Disclosure of Invention
A key frame extraction method based on contourlet transformation for the field of surveillance videos is characterized by at least comprising the following steps:
s1: collecting a monitoring video from an intelligent monitoring video system, and obtaining a video data set;
s2: cutting the monitoring video, performing graying pretreatment and the like to obtain a monitoring video sequence, and adjusting the monitoring video sequence to a preset resolution;
s3: carrying out multi-scale multi-direction decomposition on the processed monitoring video sequence so as to obtain an image containing rich directions and contour information;
s4: selecting an image high-frequency component containing image edge part information to perform non-downsampling direction filter combination decomposition so as to obtain different band-pass direction sub-bands, and performing contour wave reconstruction fusion on the band-pass direction sub-bands under different scales so as to obtain a non-photosensitive contour feature map;
s5: the texture enhancement model is used for enhancing the contour texture of the non-photosensitive contour feature map so as to achieve the purposes of improving the image quality and enhancing the contrast of gray information in the image;
s6: calculating the structural similarity of two adjacent frames and forming a structural similarity curve to replace a real lens dynamic curve, and replacing inflection points in the lens with minimum value points of the lens similarity curve;
s7: all minima in the structural similarity curve are put into the set and named keyframe set.

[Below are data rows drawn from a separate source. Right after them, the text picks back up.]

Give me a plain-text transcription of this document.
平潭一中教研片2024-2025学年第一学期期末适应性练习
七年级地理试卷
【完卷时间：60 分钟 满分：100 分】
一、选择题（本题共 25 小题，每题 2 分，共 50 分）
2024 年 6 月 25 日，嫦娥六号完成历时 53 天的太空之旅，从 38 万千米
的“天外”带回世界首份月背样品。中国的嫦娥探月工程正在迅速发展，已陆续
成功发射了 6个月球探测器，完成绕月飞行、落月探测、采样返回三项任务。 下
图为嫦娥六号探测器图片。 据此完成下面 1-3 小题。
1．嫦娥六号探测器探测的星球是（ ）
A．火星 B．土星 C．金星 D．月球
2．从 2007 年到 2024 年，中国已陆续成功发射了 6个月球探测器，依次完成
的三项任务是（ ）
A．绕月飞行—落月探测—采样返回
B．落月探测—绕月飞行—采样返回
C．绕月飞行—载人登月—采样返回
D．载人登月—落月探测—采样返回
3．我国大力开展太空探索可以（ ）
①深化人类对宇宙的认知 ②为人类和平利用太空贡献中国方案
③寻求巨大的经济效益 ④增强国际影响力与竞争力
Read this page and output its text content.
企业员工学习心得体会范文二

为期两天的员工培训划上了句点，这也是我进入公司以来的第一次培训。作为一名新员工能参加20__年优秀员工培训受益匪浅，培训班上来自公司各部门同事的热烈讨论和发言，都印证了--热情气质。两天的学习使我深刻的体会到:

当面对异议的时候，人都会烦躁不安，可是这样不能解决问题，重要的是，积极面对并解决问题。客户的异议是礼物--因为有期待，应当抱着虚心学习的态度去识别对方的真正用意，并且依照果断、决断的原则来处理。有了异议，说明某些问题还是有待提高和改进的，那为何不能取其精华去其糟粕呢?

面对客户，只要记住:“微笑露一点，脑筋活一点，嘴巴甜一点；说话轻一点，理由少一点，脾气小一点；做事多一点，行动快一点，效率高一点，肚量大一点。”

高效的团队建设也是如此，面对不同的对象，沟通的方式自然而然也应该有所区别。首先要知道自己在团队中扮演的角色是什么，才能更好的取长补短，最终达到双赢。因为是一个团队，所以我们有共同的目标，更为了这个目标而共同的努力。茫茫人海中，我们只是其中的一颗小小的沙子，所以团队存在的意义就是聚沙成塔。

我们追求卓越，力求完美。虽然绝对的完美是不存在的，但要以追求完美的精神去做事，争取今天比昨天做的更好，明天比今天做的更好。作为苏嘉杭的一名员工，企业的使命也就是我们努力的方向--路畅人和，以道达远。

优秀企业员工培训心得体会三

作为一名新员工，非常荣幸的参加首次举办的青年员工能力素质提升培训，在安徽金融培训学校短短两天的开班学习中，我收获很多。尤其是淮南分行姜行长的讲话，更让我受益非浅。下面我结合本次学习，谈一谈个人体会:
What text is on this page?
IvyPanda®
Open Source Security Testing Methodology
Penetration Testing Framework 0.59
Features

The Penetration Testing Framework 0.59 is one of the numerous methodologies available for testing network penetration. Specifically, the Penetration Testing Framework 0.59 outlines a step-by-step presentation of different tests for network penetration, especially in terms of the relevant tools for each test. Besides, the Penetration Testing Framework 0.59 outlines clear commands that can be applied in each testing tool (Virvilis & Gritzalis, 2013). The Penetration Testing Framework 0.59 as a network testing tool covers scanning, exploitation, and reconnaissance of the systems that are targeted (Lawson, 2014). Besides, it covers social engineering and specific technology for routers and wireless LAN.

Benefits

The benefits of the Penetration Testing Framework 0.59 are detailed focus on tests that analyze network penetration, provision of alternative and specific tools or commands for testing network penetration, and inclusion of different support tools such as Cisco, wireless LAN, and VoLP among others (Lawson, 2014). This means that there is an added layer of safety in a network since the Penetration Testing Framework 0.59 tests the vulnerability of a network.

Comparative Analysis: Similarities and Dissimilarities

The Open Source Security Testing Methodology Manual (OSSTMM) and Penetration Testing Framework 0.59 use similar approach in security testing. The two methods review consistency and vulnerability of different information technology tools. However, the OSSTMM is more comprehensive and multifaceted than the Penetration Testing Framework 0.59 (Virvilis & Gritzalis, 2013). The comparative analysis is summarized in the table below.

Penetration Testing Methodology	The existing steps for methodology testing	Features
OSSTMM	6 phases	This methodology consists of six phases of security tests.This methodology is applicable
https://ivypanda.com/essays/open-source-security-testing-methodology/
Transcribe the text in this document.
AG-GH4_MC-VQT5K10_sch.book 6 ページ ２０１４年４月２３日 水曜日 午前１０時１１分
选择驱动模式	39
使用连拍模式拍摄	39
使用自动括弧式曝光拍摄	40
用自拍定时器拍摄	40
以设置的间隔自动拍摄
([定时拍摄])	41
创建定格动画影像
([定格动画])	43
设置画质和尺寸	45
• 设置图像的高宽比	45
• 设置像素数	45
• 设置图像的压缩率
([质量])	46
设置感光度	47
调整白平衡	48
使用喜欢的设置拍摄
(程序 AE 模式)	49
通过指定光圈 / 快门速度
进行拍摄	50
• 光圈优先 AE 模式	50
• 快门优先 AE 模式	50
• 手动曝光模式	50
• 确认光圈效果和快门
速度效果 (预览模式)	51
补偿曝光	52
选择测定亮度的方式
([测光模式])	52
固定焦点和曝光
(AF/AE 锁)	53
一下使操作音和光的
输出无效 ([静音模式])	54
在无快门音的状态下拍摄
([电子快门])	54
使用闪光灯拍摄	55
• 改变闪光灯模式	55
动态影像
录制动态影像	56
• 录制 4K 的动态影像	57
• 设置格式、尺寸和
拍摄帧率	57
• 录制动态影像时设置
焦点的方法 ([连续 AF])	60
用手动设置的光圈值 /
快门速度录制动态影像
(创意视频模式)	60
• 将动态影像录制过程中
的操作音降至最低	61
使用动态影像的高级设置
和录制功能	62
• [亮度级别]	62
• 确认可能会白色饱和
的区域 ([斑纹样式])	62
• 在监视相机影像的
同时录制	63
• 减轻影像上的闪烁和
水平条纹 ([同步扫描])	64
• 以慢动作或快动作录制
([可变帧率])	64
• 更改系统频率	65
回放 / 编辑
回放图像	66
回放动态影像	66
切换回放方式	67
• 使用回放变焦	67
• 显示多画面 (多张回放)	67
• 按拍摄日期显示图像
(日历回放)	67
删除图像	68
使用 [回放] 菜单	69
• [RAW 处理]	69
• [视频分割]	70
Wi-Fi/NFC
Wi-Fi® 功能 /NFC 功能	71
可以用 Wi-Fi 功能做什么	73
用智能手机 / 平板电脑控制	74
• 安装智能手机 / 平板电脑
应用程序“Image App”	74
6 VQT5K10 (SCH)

Further, preprocessing the monitoring video and converting the multi-scale multi-directional profile wave, including:
the contourlet transform is a discrete transform method specific to two-dimensional images that can efficiently process graphic geometries that contain contour information. One of the biggest features of the contourlet, which is different from other transformation methods, is the flexible multi-resolution and the different directionality, which means that it allows different directions within different scales. A non-downsampled contourlet transform is a contourlet transform that has the property of being translationally invariant, typically consisting of a non-downsampled pyramid filter and a non-downsampled direction filter.
The proposed algorithm first performs a non-downsampling pyramid decomposition on the surveillance video frame sequence, thereby obtaining high frequency components and low frequency components of the image. Because the high-frequency component of the image often contains the information of strong image change, the invention selects the high-frequency component containing the information of the image edge part to carry out the combination decomposition of the non-downsampling direction filter so as to obtain different bandpass direction sub-bands.
Next, the non-downsampled pyramid decomposition is performed again on the low frequency component containing the image gray information, and the band pass directional subbands are obtained by performing the above-described repetitive operation on the high frequency component therein.
And then, carrying out contour wave reconstruction fusion on the sub-bands in the band-pass directions under different scales, thereby obtaining a non-photosensitive contour feature map.
Instead of the non-downsampling direction filter in the conventional method, a non-downsampling direction filter combination is used, which combines a quadrature filter, a smooth quadrature filter and a two-dimensional filter based on the McClellan transform.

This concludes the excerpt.